La brume des terres flotte au-dessus des toits tuilés de mousses, quelques chiens se répondent d’une ferme à l’autre et le givre est encore sur la plaine, quand j’ouvre en grand les volets. Je suis revenu passer les fêtes de fin d’année au pays, et par pays, alors il faut entendre un plateau de moyenne montagne qui servirait en quelque sorte de dernier avant-poste de la solitude avant les territoires pyrénéens  autrement plus sauvages.  Je regarde mon fils descendre la grand rue en vélo et de sa petite main piquetée de tache de rousseur,  il embrasse les six flutes de pain que maman lui a « commandé  d’aller nous chercher, je te prie. » On doit être quelque part entre dix heures et la demie et  Amour de ma vie s’affaire déjà sur son ordinateur portable. Elle a « encore quelques campagnes à mettre en ligne. Et après, promis, j’éteins tout. Promis. » Elle est  trafic manager. « Kézaco ? » Je revois les yeux écarquillés de ma grand-mère cette fois où ma femme a du lui préciser qu’en fait « elle travaillait dans la publicité ». « Oh ma pauvre, tu parles d’un métier. Toute la journée à fourrer des conneries dans les boites aux lettres. » Grand-mère.
Il faudrait quand même que je pense à faire un crochet par le cimetière. Il faudrait. Je me dis ça à chaque fois. Et puis, bien sûr, plus ou moins consciemment, je fais semblant d’oublier.  Le cimetière, comment dire, sitôt que je me retrouve face aux grilles, l’impression de faire face à l’œuvre inachevée du malheur. Et fuir redevient une pulsion.

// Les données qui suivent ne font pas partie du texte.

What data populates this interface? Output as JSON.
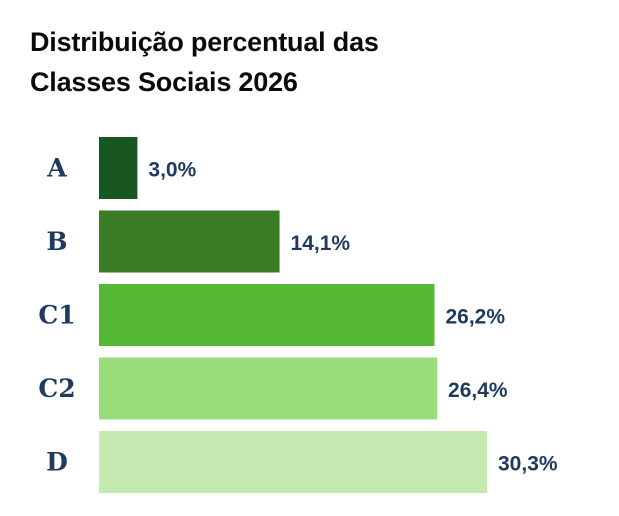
{
  "chart_data": {
    "type": "bar",
    "orientation": "horizontal",
    "title_lines": [
      "Distribuição percentual das",
      "Classes Sociais 2026"
    ],
    "categories": [
      "A",
      "B",
      "C1",
      "C2",
      "D"
    ],
    "values": [
      3.0,
      14.1,
      26.2,
      26.4,
      30.3
    ],
    "value_labels": [
      "3,0%",
      "14,1%",
      "26,2%",
      "26,4%",
      "30,3%"
    ],
    "colors": [
      "#17571f",
      "#3a7d26",
      "#56b935",
      "#98dc7b",
      "#c4eab1"
    ],
    "label_color": "#1f3a5f",
    "xlim": [
      0,
      30.3
    ],
    "xlabel": "",
    "ylabel": "",
    "grid": false,
    "legend": "none"
  }
}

En descendant ouvrir aux poules, j’entends maman sermonner papa qui n’en fait décidemment qu’à sa tête. « On vient à peine de l’opérer d’une hernie et, tu penses, il est déjà à faire l’andouille sur son tracteur. » Trente ans plus tôt, Maman faisait déjà la leçon à Papa qui avait délibérément passé une radio de sa main droite -celle-ci était valide alors que l’os scaphoïde de la gauche avait en revanche méchamment trinqué- «oui mais sans ça, y m’auraient pas laissé disputer le tournoi des remparts ! » Papa…
Le soleil éclabousse les carrosseries rutilantes  des quelques voitures de vacanciers qui font le plein à l’épicerie et je veux croire que c’est sa façon de leur apprendre à faire partie de cet endroit.  Le soleil, à l’unisson des  gens d’ici, et cette manière qu’ils ont de vous  faire comprendre que les choses qui prennent toute la place ne seront jamais les leurs. Pas vraiment les bienvenus en tout cas.  Trois tartines et deux cigarettes plus tard, en allant chercher la presse au Café des sports, sur la place je croise l’entraineur de l’Union Sportive du Pays de Sault, le club qui fait battre les cœurs de tout le plateau. « Oh qu’est-ce tu fabriques dans le coin ? Tu t’es perdu ?»  Toujours le même reproche devant lequel je n’ai pas grand-chose à répondre, tant il est vrai que je ne reviens plus que de loin en loin. Et dire qu’avant c’était quasiment chaque dimanche. Pour le voir, lui et les autres amis d’enfance, défendre le rouge et le blanc du plateau et propager des rumeurs d’incendie un peu partout sur la mauvaise herbe  du stade municipal dit des terres mouillées.  Et dire qu’à cette époque je n’aurais manqué ça pour rien au monde.  Hier soir, le regard perdu dans les flammes de la cheminée,  entre deux rêves, je me demandai, justement,  vers quel âge je me suis mis à éprouver un peu moins de réticence  à renoncer à mes illusions. Devant une flamme, bien sûr, dès qu’on rêve…

Tous ensemble

Une volée de gamins à mobylettes nous frôle de peu dans de grands éclats de rire. La joyeuse irrévérence de la jeunesse.  Pas si longtemps nous étions comme eux.  Lui,  donc,  c’est un ami d’enfance et il a les bras chargés d’affiches pour le prochain match qui aura lieu  dimanche prochain. « On joue contre une équipe d’en bas, tu sais. Montredon. On les a battus en challenge des crus mais c’était au mois d’août. Une rencontre de reprise et il leur manquait pas mal de monde. Là, on a intérêt à pas trop leur laisser d’espaces. Surtout qu’ils risquent de l’avoir mauvaise et que notre première ligne est un peu tendre. Enfin. » Le club végétait un peu et menaçait carrément de disparaitre, quand il a décidé de s’y investir à nouveau « pour rendre service. » «Mais tu vois, ma seule crainte, c’est qu’on déclare forfait de nouveau. Y’a trois semaines,  à une heure du coup d’envoi, on était douze. T’imagine… » Je n’ignore rien des difficultés que rencontre, et depuis longtemps, le rugby des villages, ce rugby de série régionale que j’aimerai toujours d’une tendresse particulière.  Ce soir, je lui assure qu’on sera tous présent au loto du club. «Ton père et d’autres agriculteurs ont offert des volailles et quelques cochons de lait en guise de lots. C’est généreux et c’est déjà ça. Mais…»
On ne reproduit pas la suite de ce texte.